To The Rats and Wolves – Dethroned (Arising Empire)

Monday, 29th August 2016
Rating: 6.5/10

Technology advances have infiltrated the heavy music scene: laptops, processors, samplers, triggers and so on and so forth to make what you hear on record sound spot on live now more than ever. As a result, electronic/dance elements add a swinging fresh element to standard aggressive tenets that exist through guitars, bass, drums and vocals. So it’s not shocking that Essen, Germany’s To The Rats and Wolves in a scant five years have gained digital traction from their first single to debut album Neverland – signing with Arising Empire and now ready to conquer on the follow-up Dethroned.

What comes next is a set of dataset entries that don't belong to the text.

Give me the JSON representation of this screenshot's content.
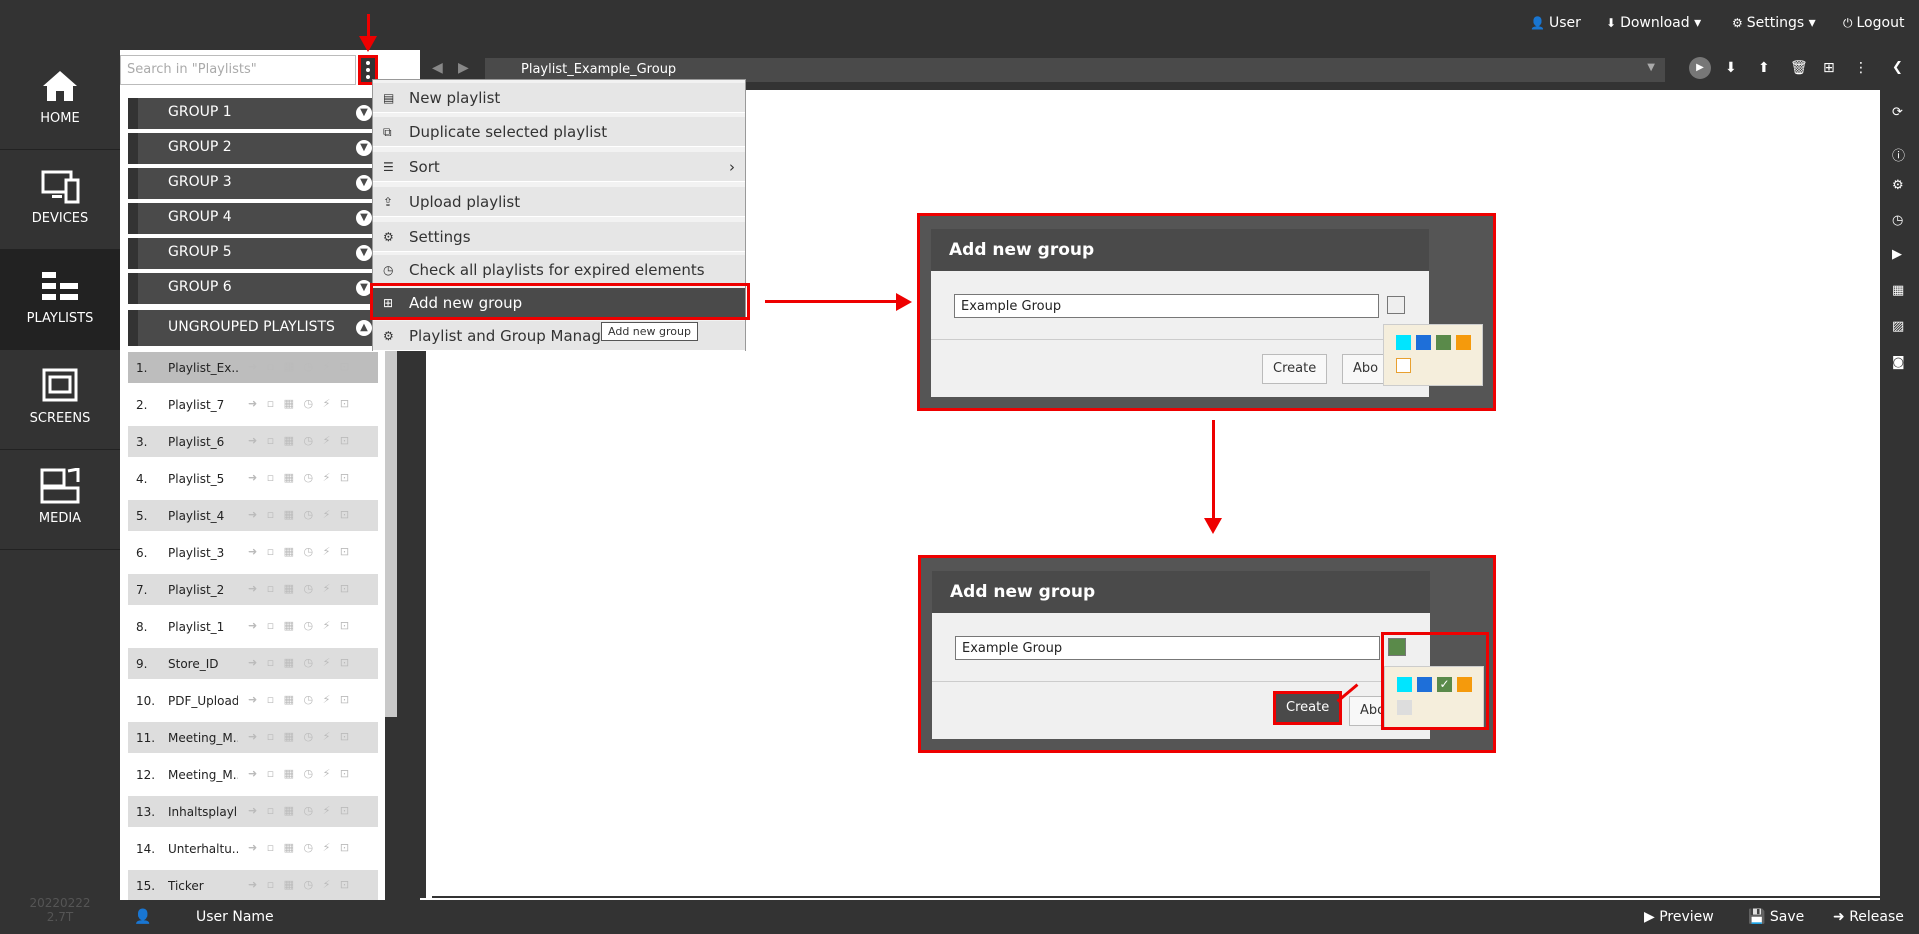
{
  "topbar": {
    "user": "User",
    "download": "Download",
    "settings": "Settings",
    "logout": "Logout"
  },
  "nav": {
    "items": [
      {
        "label": "HOME",
        "icon": "home-icon"
      },
      {
        "label": "DEVICES",
        "icon": "devices-icon"
      },
      {
        "label": "PLAYLISTS",
        "icon": "playlists-icon"
      },
      {
        "label": "SCREENS",
        "icon": "screens-icon"
      },
      {
        "label": "MEDIA",
        "icon": "media-icon"
      }
    ],
    "version_line1": "20220222",
    "version_line2": "2.7T"
  },
  "playlist_panel": {
    "search_placeholder": "Search in \"Playlists\"",
    "groups": [
      "GROUP 1",
      "GROUP 2",
      "GROUP 3",
      "GROUP 4",
      "GROUP 5",
      "GROUP 6"
    ],
    "ungrouped": "UNGROUPED PLAYLISTS",
    "playlists": [
      {
        "num": "1.",
        "name": "Playlist_Ex..."
      },
      {
        "num": "2.",
        "name": "Playlist_7"
      },
      {
        "num": "3.",
        "name": "Playlist_6"
      },
      {
        "num": "4.",
        "name": "Playlist_5"
      },
      {
        "num": "5.",
        "name": "Playlist_4"
      },
      {
        "num": "6.",
        "name": "Playlist_3"
      },
      {
        "num": "7.",
        "name": "Playlist_2"
      },
      {
        "num": "8.",
        "name": "Playlist_1"
      },
      {
        "num": "9.",
        "name": "Store_ID"
      },
      {
        "num": "10.",
        "name": "PDF_Upload"
      },
      {
        "num": "11.",
        "name": "Meeting_M..."
      },
      {
        "num": "12.",
        "name": "Meeting_M..."
      },
      {
        "num": "13.",
        "name": "Inhaltsplayl..."
      },
      {
        "num": "14.",
        "name": "Unterhaltu..."
      },
      {
        "num": "15.",
        "name": "Ticker"
      }
    ]
  },
  "menu": {
    "items": [
      {
        "label": "New playlist",
        "icon": "new-playlist-icon",
        "glyph": "▤"
      },
      {
        "label": "Duplicate selected playlist",
        "icon": "duplicate-icon",
        "glyph": "⧉"
      },
      {
        "label": "Sort",
        "icon": "sort-icon",
        "glyph": "☰"
      },
      {
        "label": "Upload playlist",
        "icon": "upload-icon",
        "glyph": "⇪"
      },
      {
        "label": "Settings",
        "icon": "gear-icon",
        "glyph": "⚙"
      },
      {
        "label": "Check all playlists for expired elements",
        "icon": "clock-icon",
        "glyph": "◷"
      },
      {
        "label": "Add new group",
        "icon": "add-group-icon",
        "glyph": "⊞"
      },
      {
        "label": "Playlist and Group Manag",
        "icon": "manage-icon",
        "glyph": "⚙"
      }
    ],
    "tooltip": "Add new group"
  },
  "editor": {
    "playlist_title": "Playlist_Example_Group"
  },
  "bottombar": {
    "user_name": "User Name",
    "preview": "Preview",
    "save": "Save",
    "release": "Release"
  },
  "dialog1": {
    "title": "Add new group",
    "input_value": "Example Group",
    "create": "Create",
    "abort": "Abo"
  },
  "dialog2": {
    "title": "Add new group",
    "input_value": "Example Group",
    "create": "Create",
    "abort": "Abo"
  },
  "colors": {
    "accent_red": "#ee0000",
    "palette": [
      "#00e5ff",
      "#1e6fd9",
      "#5a8a4a",
      "#f59a0c"
    ]
  }
}
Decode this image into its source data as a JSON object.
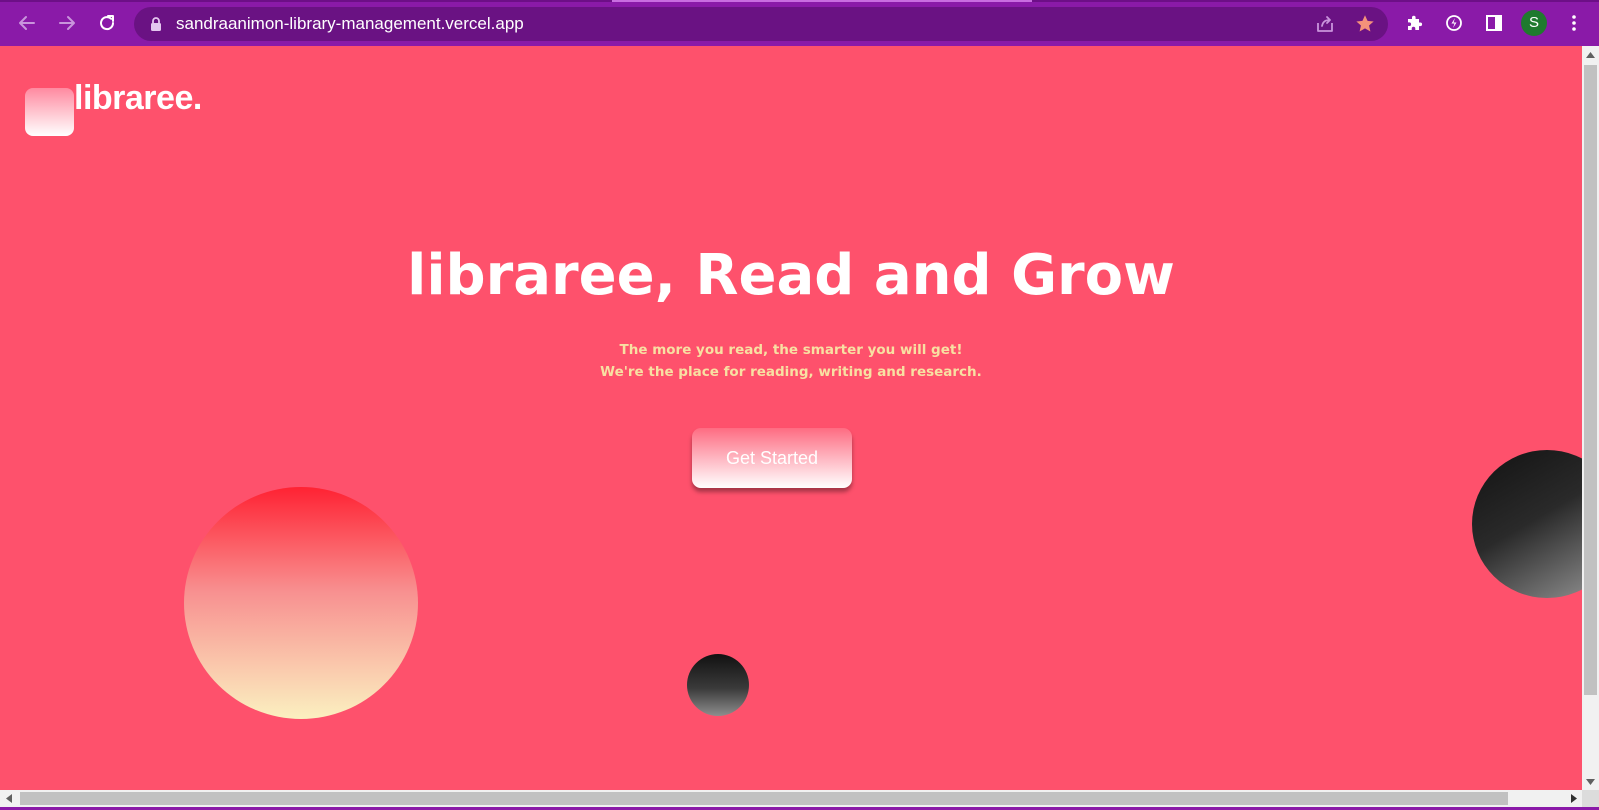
{
  "browser": {
    "url": "sandraanimon-library-management.vercel.app",
    "profile_initial": "S",
    "icons": {
      "back": "arrow-left-icon",
      "forward": "arrow-right-icon",
      "reload": "reload-icon",
      "lock": "lock-icon",
      "share": "share-icon",
      "bookmark": "star-icon",
      "extensions": "puzzle-icon",
      "performance": "leaf-icon",
      "side_panel": "side-panel-icon",
      "menu": "kebab-menu-icon"
    },
    "colors": {
      "frame": "#8a1aa8",
      "omnibox": "#6a1283",
      "star": "#f4917a",
      "avatar": "#1f7a2e"
    }
  },
  "page": {
    "logo": {
      "text": "libraree."
    },
    "hero": {
      "title": "libraree, Read and Grow",
      "subtitle_line1": "The more you read, the smarter you will get!",
      "subtitle_line2": "We're the place for reading, writing and research.",
      "cta_label": "Get Started"
    },
    "colors": {
      "background": "#fe516c",
      "title": "#ffffff",
      "subtitle": "#f8e0a2",
      "cta_text": "#ffffff"
    }
  }
}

Fusing a trance-oriented keyboard/drumming platform into the post-hardcore/metalcore template may sound enticing, but it all depends on where you sit on this cross-pollination whether the sextet strikes a chord adequately. At times the catchy choruses and simplified music progressions can bring up a lot of Linkin Park comparisons for “The Abyss”, whereas opener “Riot” throws itself more in the build-up intensity and natural, low-tone guitar breakdown department that is metalcore 101. Conscious input for sing-a-long elements of both the clean and screaming variety puts “The Game” and hypnotic “Prototype” at the top of the chain, while the music has the low tuned grooves, staccato / high gain flurry, and bounce that makes pogo human walls possible. The zombie virus narrative opening to “Outbreak” provides dynamic relief, as this song is probably the most industrial-oriented in To The Rats and Wolves bag of tricks.

Stunted melodies, breakdowns, easy on the brain choruses, and an electronic meets metalcore fusion that gels like peanut butter and (choose your favorite second food here… this scribe takes jelly). It’s not surprisingly bad… but nothing exciting and exhilarating either. Don’t know if exactly the ravers and metalheads can unite for this one… but kudos for trying.